Nous avons bien plus peur de ce qui va arriver à nos écoles, à nos élèves, à nos propres enfants et à notre profession si nous ne disons pas non et si nous ne demandons pas à ce gouvernement d'annuler ses coupes en éducation, a déclaré l’institutrice membre de la Fédération des enseignantes et des enseignants de l’élémentaire de l’Ontario (FEEO).

Une réponse à Doug Ford

La conférence de presse, organisée par un groupe d’enseignants affiliés à divers syndicats, est une réponse aux commentaires du premier ministre ontarien formulés vendredi dernier, suggérant que les volontés du corps enseignant étaient différentes de celles des chefs syndicaux.

Les professeurs avec qui j'ai parlé veulent juste que ce soit fini, ils sont heureux, ils veulent retourner dans les classes, j'entends ça sans arrêt, avait-il déclaré. Je vous [enseignants] soutiens. Je suis totalement en désaccord avec le chef des syndicats.

Nous sommes nos syndicats, nous élisons nos dirigeants, a toutefois rétorqué Kim Fry.

La taille des classes, les cours en lignes, le soutien pour l’éducation des enfants en difficulté, la lutte contre la violence dans nos écoles… Ces priorités viennent de nous.

Kim Fry, enseignante de classe élémentaire
Une femme noire avec un pull rouge dans une librairie.

« L’éducation c’est le fondement d’une société. C’est un droit. Un enfant bien éduqué, c’est un meilleur citoyen pour demain », affirme Madjiguène Diallo.

Photo : Radio-Canada / Colin Côté-Paulette

Les enseignants ont affirmé leur soutien à leurs représentants syndicaux, car ils réclament de meilleures conditions de travail et de meilleures conditions d’apprentissage pour les élèves.

J’ai beaucoup travaillé avec des enfants en difficulté. Si on nous retire des aides, si on nous agrandit les tailles des classes, est-ce qu’on va pouvoir inclure tout le monde? Est-ce que la diversité va être toujours présente dans les salles de classe, a témoigné Madjiguène Diallo, enseignante de classe de 1re année à l’école La Mosaïque à Toronto et membre de l’Association des enseignantes et enseignants franco-ontariens (AEFO). Est-ce que mon ami autiste,mon ami trisomique va être toujours présent dans les salles de classe autour de moi. Comment vais-je apprendre à mes élèves qu’ils font partie de la société?

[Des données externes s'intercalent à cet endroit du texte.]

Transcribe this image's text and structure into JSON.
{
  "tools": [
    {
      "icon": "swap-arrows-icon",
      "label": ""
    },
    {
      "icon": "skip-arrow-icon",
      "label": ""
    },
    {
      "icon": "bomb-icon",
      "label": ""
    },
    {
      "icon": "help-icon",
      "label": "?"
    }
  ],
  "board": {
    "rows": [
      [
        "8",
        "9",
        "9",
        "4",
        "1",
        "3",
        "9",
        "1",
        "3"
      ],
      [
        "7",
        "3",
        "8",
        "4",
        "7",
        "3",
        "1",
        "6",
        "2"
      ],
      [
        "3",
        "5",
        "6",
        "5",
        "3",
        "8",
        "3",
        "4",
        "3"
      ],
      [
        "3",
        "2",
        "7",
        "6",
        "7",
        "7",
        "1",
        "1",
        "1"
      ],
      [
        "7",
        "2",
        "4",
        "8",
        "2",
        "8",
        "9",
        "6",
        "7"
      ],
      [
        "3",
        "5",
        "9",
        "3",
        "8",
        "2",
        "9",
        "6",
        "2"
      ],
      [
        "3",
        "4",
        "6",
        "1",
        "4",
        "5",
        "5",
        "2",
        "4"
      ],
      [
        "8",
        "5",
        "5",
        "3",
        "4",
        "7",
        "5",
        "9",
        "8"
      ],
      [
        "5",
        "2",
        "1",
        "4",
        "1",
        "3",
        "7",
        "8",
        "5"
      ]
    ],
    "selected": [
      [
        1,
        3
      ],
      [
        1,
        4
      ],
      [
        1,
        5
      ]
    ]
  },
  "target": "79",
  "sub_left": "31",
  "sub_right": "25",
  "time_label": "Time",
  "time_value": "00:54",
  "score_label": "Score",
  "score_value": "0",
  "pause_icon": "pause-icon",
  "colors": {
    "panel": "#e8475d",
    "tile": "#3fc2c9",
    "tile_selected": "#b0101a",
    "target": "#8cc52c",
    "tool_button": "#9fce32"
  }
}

J’aimerai avoir les ressources pour répondre aux besoins de mes élèves et faire du un à un avec mes élèves. Les coupures vont affecter mon approche avec mes élèves et je ne pourrais plus faire du un à un.

Madjiguène Diallo, enseignante de classe de 1re année à l’école la Mosaïque à Toronto

L'élève doit avoir toutes les ressources pour grandir et apprendre.

Le ministre de l'Éducation de l'Ontario, Stephen Lecce dans un hall de l'Assemblée législative, répond aux question des journalistes.

Le ministre de l'Éducation de l'Ontario, Stephen Lecce, a la confiance de son premier ministre, Doug Ford.

Photo : Radio-Canada

De son côté, le ministre de l’Éducation ontarien, Stephen Lecce, estime que le conflit de travail porte principalement sur les salaires, le syndicat réclamant des augmentations supérieures à la hausse de 1 % par année prévue dans la loi provinciale.

Notre message aux enseignants et aux parents est s’ils ont besoin de plus d'investissements dans les classes et plus de soutien pour les élèves, je suis d'accord, alors ils devraient se tourner vers leurs dirigeants syndicaux qui font valoir que cet argent devrait aller en compensation, a déclaré jeudi le ministre Lecce.